Cold weather, hot weather, depression, various food, long covid AND short covid, new magical chemicals just found in the atmosphere, “post-pandemic stress disorder”, undiagnosed aortic stenosis and expensive electricity.
That’s not even an exhaustive list, it just goes on and on and on.
…and now we can add pollution to the rogues gallery, according to this piece from Science Alert, which headlines:
Tiny Particles in The Air May Trigger Sudden Heart Attacks, Study Suggests
On a similar theme, the Daily Mail headlined yesterday:
America’s growing wildfire crisis could lead to a wave of heart attacks, lung disease and cancer diagnoses years down the line, scientists warn
Now, we don’t need to break down these articles piece by piece, it’s perfectly apparent what’s happening here.
The Covid vaccines are either causing more heart attacks, or the people in charge are aware they might, and are prepping fall-back stories accordingly.
We predicted that would be an ongoing story this year back in January, and they haven’t disappointed.
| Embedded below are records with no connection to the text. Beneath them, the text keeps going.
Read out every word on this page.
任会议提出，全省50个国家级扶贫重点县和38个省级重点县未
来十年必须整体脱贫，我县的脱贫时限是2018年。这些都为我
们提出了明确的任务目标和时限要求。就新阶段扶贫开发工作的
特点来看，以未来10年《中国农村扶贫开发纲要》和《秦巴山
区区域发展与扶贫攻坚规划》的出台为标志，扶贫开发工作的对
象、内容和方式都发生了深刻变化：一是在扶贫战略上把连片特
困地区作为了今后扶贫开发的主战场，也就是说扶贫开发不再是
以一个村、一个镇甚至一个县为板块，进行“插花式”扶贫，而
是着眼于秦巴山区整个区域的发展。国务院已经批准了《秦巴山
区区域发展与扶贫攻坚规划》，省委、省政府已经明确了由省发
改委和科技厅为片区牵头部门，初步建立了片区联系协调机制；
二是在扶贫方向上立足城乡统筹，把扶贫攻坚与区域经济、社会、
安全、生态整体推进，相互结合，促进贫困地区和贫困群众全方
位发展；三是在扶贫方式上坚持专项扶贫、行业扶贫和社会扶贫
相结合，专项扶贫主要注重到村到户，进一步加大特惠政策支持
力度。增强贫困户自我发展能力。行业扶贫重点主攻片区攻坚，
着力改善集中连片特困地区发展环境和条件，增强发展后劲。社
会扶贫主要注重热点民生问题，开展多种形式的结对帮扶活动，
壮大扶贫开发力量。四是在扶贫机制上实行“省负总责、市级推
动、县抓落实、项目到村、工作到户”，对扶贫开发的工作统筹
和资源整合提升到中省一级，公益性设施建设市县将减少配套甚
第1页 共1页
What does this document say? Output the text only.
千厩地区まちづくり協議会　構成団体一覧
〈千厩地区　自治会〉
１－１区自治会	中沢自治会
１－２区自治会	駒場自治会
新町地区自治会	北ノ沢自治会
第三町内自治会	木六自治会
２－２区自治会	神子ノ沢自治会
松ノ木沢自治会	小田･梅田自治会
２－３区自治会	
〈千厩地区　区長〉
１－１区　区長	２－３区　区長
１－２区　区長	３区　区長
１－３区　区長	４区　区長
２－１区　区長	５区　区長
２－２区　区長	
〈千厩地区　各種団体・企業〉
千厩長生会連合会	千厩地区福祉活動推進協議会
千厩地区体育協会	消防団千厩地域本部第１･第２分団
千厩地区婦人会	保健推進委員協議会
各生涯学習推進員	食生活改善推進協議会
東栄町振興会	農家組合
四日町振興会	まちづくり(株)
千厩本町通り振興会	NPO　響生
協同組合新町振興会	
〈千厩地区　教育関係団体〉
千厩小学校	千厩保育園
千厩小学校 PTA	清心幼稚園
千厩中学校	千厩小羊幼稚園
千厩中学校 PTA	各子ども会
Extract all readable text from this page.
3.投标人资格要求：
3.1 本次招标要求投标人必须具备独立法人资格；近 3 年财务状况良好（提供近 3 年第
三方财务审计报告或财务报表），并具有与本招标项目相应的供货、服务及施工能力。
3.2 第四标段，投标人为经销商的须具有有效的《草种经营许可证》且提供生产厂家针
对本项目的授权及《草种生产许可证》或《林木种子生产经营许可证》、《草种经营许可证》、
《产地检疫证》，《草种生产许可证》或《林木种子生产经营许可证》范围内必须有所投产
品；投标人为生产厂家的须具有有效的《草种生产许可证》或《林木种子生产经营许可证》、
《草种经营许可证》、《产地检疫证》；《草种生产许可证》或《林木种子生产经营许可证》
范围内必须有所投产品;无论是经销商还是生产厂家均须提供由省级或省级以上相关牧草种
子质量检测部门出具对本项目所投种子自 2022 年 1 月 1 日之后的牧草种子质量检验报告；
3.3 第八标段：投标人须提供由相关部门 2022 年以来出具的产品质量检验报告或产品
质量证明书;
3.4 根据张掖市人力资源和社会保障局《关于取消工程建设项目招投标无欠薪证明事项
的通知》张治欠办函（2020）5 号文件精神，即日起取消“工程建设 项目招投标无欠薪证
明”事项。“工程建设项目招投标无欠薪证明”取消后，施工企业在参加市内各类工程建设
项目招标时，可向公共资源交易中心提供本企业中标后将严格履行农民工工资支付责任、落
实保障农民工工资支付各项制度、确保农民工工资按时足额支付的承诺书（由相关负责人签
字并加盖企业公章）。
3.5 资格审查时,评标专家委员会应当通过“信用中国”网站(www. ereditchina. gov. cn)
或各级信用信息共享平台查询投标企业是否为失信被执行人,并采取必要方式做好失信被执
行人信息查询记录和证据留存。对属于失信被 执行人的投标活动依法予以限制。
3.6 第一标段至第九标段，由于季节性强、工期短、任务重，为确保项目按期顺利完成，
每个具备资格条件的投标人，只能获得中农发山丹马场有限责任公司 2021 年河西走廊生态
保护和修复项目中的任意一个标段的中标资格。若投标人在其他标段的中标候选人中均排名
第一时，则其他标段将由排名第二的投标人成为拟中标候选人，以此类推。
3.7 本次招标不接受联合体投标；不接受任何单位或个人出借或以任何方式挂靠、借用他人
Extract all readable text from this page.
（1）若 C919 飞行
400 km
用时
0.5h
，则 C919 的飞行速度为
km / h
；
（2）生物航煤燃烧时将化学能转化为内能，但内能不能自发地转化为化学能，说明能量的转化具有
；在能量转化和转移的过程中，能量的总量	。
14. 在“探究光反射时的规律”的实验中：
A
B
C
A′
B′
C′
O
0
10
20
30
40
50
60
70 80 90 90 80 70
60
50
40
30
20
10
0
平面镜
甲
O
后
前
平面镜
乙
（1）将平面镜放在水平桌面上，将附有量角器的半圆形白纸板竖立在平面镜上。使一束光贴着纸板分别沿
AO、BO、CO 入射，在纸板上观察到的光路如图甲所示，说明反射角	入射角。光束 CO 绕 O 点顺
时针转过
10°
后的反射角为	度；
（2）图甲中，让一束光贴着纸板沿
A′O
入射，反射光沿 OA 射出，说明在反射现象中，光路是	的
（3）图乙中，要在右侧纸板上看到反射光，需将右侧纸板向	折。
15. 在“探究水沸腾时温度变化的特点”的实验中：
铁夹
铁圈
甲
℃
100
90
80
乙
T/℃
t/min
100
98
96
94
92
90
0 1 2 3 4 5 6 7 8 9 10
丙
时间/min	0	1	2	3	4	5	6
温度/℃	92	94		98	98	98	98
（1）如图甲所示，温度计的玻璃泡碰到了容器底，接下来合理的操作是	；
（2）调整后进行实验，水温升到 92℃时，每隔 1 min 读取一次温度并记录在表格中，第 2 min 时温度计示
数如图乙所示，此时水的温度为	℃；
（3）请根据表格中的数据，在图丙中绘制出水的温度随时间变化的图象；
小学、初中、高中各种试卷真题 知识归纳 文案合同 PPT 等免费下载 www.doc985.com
The new wrinkle here is working pollution and wildfires into the narrative, and associating heart attack risk with environmentalism and climate change.
This provides fuel for the metamorphosis of “climate change” from an environmental issue into a public health issue, allowing them to talk about it the same way they talk about “Covid”, and perhaps treat it the same way too (climate lockdowns etc.)
This is classic narrative braiding, the practice of intertwining two separate propaganda narratives together so they reinforce each other.
I coined the term, just this moment, but it’s the perfect metaphor.
It’s beautifully efficient, really. The vaccine-associated heart attacks provide evidence that “climate change” is a public health problem, while “climate change” can be used to conceal the vaccine-associated heart attacks.
Covering up something they caused with something they invented, and propping up something they invented with something they caused.
Clever in theory, but rather transparent in practice.